由於X,Y是一樣mass的independent geometric RVs,所以可以令U = X+Y為一negative binomial(2, 0.6),則P(U>10)的語意為“前十次必須fail”,fail的定義則是不能讓U滿足2次的success,因為其r = 2。
所以前十次:
(1) all fail with probability 0.4^10
(2) 只有一次success: 0.4^9 * 0.6 * choose(10,1)
如果加上Z近來攪和,問P(X+Y+Z > 10) = ?
一樣的邏輯,令U = X+Y+Z 為一個NB(r = 3, 0.6),所以P(U>10) 的話,前十次的trial不能出現3次success,因為其r = 3。
(1) P(all fail): 0.4^10
(2) P(1 success): 0.4^9 * 0.6 * choose(10,1)
(3) P(2 successes): 0.4^8 * 0.6^2 * choose(10,2)
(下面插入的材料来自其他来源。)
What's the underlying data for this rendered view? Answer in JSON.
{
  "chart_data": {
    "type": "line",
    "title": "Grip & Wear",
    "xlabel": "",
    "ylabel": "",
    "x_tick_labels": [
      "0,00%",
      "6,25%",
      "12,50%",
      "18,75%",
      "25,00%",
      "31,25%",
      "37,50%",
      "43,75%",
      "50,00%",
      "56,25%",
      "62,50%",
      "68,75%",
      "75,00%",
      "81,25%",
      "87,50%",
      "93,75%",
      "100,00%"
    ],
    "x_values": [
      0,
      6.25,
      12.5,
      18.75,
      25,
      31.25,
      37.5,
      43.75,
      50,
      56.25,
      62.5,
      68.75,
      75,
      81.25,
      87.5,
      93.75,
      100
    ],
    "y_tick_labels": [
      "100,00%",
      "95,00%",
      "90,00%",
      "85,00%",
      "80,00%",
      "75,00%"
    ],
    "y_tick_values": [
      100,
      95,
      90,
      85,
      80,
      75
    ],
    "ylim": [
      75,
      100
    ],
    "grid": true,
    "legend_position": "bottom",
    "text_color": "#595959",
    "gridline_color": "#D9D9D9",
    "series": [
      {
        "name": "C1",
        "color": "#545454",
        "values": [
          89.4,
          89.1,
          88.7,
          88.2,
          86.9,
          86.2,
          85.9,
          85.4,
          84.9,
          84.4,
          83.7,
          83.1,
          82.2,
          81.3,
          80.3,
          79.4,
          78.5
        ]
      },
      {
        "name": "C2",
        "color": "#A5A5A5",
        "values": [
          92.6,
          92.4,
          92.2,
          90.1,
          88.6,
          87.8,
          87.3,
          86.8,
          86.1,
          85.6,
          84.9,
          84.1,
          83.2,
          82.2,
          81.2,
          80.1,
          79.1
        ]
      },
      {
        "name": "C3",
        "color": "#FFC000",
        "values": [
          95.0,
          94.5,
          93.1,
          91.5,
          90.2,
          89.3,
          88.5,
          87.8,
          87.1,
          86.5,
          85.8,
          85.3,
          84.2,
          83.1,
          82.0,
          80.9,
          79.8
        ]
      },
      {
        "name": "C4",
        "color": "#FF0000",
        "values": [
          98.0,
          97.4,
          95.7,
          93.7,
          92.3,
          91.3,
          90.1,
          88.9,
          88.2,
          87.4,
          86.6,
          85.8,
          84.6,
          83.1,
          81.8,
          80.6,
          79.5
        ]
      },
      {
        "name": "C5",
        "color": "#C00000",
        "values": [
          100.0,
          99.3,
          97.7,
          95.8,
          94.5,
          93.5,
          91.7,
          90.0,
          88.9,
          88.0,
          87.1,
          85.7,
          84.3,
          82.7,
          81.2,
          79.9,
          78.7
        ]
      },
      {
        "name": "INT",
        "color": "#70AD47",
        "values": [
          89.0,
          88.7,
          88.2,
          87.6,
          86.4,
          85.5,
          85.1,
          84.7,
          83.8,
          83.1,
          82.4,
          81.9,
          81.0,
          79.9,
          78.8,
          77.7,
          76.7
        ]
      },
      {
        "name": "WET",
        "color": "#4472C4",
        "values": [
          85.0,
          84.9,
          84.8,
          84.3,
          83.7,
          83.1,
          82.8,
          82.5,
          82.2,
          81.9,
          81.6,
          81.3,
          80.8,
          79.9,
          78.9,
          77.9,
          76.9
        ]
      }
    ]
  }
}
3. 只有Geometric RV有memoryless特性!!!
“Suppose that 60% of people in Chicago are fans of da Bears. Assume that the fans' preferences are independent. We interview fans until we find the 3rd person who is a fan of da Bears. (This is different than the setup from question #1 of Problem Set 12. Here we need to interview at least 3 people, but in that former question, we interviewed exactly 3 people.) Let X denote the number of people we interview altogether.”
問P(X>6) = ?
X是一個negative binomial(3, 0.6)。
P(X>6),所以前6次不能出現3個success:
(1) P(all fail) = 0.4^6
(2) P(1 success) = 0.4^5 * 0.6 * choose(6,1)
(3) P(2 success) = 0.4^4 * 0.6^2 * choose(6,2)
再問P(X>6 | X>4)= ?
這邊要注意negative binomial RV並沒有memoryless的特性!!!!
所以乖乖用conditional probability的定義去算吧!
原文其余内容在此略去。